TDMA advanages of TETRA

This page describes the advantages of TETRA related to TDMA (Time Division Multiple Access) focused on higher data rates, improved data throughput, bandwidth on demand, spectrum efficiency, etc.

Four time slot TDMA technology was adopted in TETRA as it offered the optimum solution to balance the cost of equipment with that of supporting the services and facilities required by user organisations for a medium to high capacity network providing single site local RF coverage and/or multiple site wide area RF coverage.

RF Spectrum efficiency is a combination of three main factors being the occupied bandwidth per communication channel, the frequency re-use factor determined by the Carrier to Interference protection ratio C/I in dB’s and the trunking technology used. As previously mentioned TETRA utilises the latest in trunking technology. Also, as can be seen in the diagram, the TDMA technology used in TETRA provides 4 independent communications channels in a 25 kHz RF bandwidth Channel, making it twice as efficient in occupied bandwidth terms as a traditional 12.5 kHz RF bandwidth FDMA channel. Although FDMA technologies tend to have a better C/I performance than TDMA TETRA, the overall spectrum efficiency advantage lies with TETRA, especially for medium to high capacity networks.

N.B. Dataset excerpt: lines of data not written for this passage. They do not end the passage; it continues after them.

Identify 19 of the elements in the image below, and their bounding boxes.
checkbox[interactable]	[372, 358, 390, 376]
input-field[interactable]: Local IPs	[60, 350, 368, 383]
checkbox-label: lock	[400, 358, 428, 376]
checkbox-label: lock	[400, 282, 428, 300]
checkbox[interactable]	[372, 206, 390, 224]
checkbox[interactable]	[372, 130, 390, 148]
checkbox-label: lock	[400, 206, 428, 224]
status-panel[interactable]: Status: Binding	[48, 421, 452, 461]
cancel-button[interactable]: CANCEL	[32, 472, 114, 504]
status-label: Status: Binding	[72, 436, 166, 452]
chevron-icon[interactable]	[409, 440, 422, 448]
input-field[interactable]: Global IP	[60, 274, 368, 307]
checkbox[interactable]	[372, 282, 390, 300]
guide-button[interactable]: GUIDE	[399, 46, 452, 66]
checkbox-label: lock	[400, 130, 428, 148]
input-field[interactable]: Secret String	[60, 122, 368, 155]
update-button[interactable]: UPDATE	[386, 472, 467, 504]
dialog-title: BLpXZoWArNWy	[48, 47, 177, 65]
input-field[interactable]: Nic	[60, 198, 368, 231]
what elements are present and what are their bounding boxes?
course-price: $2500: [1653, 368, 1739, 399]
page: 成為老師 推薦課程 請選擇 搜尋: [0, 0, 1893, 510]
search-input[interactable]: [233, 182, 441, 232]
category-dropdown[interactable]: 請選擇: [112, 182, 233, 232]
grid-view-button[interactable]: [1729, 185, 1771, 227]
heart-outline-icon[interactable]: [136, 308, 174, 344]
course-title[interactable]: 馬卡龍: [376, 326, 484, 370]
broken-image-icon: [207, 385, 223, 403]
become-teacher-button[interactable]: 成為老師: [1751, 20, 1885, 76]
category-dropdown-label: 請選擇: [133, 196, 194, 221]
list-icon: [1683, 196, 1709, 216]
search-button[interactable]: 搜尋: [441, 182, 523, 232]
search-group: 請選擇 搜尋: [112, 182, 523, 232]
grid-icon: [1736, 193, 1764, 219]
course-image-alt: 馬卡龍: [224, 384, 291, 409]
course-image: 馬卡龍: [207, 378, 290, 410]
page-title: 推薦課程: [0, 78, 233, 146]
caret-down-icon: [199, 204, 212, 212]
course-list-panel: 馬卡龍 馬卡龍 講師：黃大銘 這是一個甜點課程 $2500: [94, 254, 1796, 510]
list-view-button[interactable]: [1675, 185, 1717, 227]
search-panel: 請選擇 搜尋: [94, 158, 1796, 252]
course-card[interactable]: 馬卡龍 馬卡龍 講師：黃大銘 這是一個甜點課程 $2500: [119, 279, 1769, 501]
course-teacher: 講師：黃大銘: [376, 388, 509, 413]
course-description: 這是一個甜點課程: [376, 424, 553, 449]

Because trunking is employed to increase network capacity and/or RF spectrum efficiency (for a given Grade of Service) the cost and equipment space at base station site can be significantly reduced compared with traditional FDMA technology trunking solutions.

From the base station equipment configuration in figure 2 it can be seen that the FDMA solution requires 4 separate transceivers where as the TDMA solution only requires 1 transceiver. As a consequence, the FDMA solution requires a transmitter antenna combining and receiver splitting network to enable single transmit and receive antenna working. Also, the RF power output of the FDMA transmitters will need to be higher in order to compensate for transmission losses in the transmit antenna combining network.    Because 4 slot TDMA already supports four independent communication paths, no antenna combining equipment is required, thereby saving space as well as cost.

Another advantage of TDMA technology is that it enables new services and facilities to be supported with minimum cost.

Some of these examples are:

Higher Data Rates

The ‘laws of physics’ limits the maximum data rate in a given RF channel bandwidth. Assuming the same modulation scheme, the wider the channel bandwidth the higher the data rate. Because TDMA uses wider channels than FDMA, the combined data rate on a single RF carrier is greater.

Improved Data Throughput in Poor RF Signal Conditions

The net data rate in TDMA is better than FDMA in poor RF propagation conditions. This is because Automatic Repeat Requests (ARQ’s) are required when received data is corrupted as a result of RF fading. As TDMA terminal devices effectively
operate in full duplex ARQ’s can be sent efficiently after each time slot transmission if required. As FDMA terminals operate mainly in simplex (either transmit or receive), any ARQ scheme employed will require a transmission interrupt to allow ARQ’s to be received, which dependent on the number of interrupts employed can be very inefficient.


Bandwidth on Demand

In TDMA any number of time slots up to the maximum limit of the technology being employed can be combined to increase data throughput as required for specific applications.

Concurrent Voice and Data

Because of the TDMA time slot structure it is possible to assign one time slot to support voice and the next time slot to support data in a two slot transmission from radio terminals. This capability effectively allows a single radio terminal to concurrently transmit or receiver voice and data at the same time.

Full duplex Voice Communications

TDMA technology inherently supports full duplex communications. Although full duplex voice communications can be supported on FDMA systems the need for duplex operation requires RF screening between the transmitter and receiver and also a duplexer to allow single antenna working. Because of this, duplex FDMA radio terminals are usually bulkier and more costly to produce than TDMA terminals, which do not need RF screening or antenna duplexers.

In summary, TETRA’s 4 time slot TDMA technology offers the optimum solution, which balances the cost of equipment with that of supporting the services and facilities required by user organisations for a medium to high capacity network providing single site local RF coverage and/or multiple site wide area RF coverage.